International partnerships will remain crucial. "It is difficult to imagine any alternative approach than the one the country has got, the security partnership with its neighbors and the other Sahel countries in the G5 group, with France and other western allies," said Melly. "Those security partnerships going to remain part of the picture for future."
A program to support economic development, better livelihoods and to reduce poverty is urgently needed — but hard to deliver in an environment struck by violence and insecurity, according to Melly.
However, he sees the Nigerien government seriously committed to reduce violence in the country: "I think Niger is likely to remain firmly committed to this security approach — whoever wins the election."

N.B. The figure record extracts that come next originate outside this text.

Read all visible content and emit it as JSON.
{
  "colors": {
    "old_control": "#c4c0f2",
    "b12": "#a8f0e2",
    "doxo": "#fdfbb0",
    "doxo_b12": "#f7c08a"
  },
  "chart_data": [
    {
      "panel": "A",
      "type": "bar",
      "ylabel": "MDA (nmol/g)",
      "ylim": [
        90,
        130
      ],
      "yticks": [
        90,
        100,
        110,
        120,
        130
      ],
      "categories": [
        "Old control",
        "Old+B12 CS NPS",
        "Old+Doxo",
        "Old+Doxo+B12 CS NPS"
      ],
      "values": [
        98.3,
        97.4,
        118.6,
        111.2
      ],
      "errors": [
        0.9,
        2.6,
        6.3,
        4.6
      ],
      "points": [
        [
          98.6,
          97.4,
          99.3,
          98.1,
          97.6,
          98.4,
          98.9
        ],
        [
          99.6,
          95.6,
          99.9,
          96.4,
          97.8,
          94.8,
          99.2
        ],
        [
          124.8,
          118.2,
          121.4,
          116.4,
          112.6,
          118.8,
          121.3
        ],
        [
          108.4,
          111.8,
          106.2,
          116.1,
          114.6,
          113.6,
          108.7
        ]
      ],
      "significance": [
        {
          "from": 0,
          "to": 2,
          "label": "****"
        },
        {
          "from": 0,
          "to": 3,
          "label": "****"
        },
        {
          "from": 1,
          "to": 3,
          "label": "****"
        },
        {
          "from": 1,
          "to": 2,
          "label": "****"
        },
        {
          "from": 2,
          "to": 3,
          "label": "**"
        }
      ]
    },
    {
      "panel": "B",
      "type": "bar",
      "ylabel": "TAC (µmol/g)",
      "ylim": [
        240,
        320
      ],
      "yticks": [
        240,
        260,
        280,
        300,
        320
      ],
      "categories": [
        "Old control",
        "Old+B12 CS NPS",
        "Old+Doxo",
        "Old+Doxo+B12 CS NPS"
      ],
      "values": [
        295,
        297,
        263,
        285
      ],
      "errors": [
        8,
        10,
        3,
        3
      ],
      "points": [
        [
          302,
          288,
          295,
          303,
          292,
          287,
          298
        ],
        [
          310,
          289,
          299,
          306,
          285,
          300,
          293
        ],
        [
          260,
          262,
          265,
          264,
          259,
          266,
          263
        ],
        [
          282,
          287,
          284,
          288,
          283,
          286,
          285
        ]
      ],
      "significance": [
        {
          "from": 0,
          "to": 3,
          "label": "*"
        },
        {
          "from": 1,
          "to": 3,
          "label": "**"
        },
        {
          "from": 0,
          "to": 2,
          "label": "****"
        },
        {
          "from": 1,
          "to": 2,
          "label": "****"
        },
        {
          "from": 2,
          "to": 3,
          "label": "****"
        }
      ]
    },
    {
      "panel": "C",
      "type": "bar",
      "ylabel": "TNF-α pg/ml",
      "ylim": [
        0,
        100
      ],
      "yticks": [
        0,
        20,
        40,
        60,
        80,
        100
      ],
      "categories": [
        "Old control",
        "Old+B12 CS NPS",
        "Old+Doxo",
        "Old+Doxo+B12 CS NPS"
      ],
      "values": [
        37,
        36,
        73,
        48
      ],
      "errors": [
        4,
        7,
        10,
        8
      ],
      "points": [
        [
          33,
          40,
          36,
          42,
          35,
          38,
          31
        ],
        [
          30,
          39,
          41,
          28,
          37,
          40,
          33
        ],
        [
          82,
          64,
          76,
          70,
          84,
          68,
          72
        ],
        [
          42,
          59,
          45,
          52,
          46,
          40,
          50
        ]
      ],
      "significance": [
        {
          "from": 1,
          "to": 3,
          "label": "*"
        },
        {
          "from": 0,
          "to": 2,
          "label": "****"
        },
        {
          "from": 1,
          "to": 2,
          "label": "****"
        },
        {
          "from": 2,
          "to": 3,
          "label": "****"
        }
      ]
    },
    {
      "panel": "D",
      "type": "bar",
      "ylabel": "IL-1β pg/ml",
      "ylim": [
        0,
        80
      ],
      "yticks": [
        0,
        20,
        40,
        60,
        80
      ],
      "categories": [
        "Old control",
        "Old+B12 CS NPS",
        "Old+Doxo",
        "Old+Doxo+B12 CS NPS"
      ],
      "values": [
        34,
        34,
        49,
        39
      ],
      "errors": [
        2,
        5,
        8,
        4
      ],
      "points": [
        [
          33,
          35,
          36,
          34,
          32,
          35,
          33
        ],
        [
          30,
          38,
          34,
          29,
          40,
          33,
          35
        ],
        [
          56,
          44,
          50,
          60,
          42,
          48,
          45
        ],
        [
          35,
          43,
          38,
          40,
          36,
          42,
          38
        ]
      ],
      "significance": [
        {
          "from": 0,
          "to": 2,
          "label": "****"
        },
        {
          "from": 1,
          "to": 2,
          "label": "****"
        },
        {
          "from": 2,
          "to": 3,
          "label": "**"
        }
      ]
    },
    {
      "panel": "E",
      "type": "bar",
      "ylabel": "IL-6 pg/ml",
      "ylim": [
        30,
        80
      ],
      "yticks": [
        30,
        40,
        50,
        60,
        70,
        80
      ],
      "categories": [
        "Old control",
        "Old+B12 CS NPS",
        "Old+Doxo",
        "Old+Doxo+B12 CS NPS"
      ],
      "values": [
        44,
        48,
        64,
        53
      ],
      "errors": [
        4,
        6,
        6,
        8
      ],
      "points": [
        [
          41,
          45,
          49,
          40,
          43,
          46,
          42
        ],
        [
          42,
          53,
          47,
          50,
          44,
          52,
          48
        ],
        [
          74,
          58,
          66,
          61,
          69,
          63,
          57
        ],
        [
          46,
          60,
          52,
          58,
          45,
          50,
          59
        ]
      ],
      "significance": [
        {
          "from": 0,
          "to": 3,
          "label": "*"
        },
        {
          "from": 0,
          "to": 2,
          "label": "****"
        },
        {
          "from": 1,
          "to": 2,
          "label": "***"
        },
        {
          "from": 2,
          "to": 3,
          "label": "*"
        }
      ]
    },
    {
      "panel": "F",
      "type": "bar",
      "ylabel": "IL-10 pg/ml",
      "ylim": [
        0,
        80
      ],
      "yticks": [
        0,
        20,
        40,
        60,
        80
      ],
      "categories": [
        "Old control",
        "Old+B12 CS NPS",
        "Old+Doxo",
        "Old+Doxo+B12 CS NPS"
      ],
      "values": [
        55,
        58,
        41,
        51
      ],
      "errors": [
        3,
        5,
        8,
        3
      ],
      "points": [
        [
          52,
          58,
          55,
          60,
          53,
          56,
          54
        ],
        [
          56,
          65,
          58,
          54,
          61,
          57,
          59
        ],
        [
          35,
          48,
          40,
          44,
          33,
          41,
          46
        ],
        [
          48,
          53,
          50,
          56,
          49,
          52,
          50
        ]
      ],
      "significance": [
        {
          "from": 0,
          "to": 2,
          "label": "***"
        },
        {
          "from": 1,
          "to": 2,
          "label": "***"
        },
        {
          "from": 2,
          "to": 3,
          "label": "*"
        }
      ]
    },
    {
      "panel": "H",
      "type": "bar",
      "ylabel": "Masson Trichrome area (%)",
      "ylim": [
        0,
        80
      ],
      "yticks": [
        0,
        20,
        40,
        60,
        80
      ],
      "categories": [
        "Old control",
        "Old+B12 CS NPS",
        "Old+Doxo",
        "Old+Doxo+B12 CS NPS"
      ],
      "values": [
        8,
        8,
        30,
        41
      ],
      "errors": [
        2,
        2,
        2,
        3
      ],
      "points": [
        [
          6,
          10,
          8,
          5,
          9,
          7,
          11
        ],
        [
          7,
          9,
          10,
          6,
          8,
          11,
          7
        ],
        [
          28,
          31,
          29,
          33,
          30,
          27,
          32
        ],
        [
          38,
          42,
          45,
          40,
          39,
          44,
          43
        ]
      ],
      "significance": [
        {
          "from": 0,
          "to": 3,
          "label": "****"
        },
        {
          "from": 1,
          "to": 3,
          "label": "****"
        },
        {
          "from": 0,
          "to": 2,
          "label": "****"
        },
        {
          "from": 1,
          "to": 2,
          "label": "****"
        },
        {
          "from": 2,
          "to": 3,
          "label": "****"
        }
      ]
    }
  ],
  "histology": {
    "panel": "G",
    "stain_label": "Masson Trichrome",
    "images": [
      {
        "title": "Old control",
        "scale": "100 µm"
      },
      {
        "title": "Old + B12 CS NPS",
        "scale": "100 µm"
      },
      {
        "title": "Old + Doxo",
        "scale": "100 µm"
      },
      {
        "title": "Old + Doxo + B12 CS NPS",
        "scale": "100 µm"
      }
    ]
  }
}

Niger is attempting its first ever democratic transition of power. The country has seen four coups since gaining independence from France in 1960.
Niger is one of the world's poorest countries. Its poverty rate remains very high at 41.4%, according to the World Bank figures, affecting more than 9.5 million people. About 42% of the population lived on under $1.90 (€1.60) per day last year. The fragile economy has suffered heavily under the global coronavirus pandemic.